The impacts of changes in land use patterns on hydrology due to extensive urbanization in the spatial limits of watershed is a critical issue in water resource management and watershed land use planning. Land use and land cover maps of the study area for the years 2000 and 2010 were obtained using spectral bands, texture bands or combination of both of them. The major motivation for the use of alternative classification methodologies was the existence of similar spectral signatures for urban and marl/chalk geologic formations located in the study area. These methodologies were evaluated for their accuracy and the optimum classification products were selected in order to be used to the research of urban land use regime evolution during the last decade. In both cases (2000 and 2010) the combination of three spectral bands with the first three principal components extracted from texture bands led to more accurate and reliable results. In the next stage, landscape spatial metrics were used to measure the urban sprawl phenomenon in the study area and its changes through time. Specifically, seven metrics were applied to the two final classified images. The results from the vast majority of the metrics, besides Euclidean distance measurement, denoted a steady dispersion of urban settlements within the area of watershed. Although there was not a significant total urban area increase during this period, a considerable urban sprawl phenomenon was recorded.
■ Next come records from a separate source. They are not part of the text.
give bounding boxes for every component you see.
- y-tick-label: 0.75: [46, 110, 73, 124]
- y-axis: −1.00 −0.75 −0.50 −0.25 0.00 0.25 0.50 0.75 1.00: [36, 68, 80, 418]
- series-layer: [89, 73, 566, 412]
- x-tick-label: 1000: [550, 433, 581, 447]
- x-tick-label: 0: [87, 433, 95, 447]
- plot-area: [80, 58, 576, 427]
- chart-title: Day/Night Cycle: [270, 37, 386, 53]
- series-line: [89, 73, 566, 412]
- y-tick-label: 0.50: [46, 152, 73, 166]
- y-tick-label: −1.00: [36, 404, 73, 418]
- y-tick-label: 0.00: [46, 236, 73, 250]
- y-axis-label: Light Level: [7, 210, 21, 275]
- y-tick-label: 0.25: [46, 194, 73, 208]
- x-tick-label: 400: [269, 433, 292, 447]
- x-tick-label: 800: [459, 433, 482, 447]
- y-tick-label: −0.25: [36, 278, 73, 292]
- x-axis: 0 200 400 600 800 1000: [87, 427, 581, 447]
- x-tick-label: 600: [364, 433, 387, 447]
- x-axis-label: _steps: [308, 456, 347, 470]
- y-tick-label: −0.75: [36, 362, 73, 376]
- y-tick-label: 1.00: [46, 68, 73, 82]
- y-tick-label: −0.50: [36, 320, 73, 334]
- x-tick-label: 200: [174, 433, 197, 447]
This study denoted that spatial measures, such as texture, can play an important role in the analysis of satellite imagery. The overall improvement of classification accuracy products derived from images of medium spatial resolution such as those of Aster highlights the potential of use of texture bands in combination with multispectral imagery. Moreover, the urban sprawl phenomenon was recorded in detail with the use of landscape metrics emphasizing to the flood inundation danger in an already flood prone watershed basin such as Yialias. The research team will continue the specific research by incorporating images of higher spatial resolution to the classification model.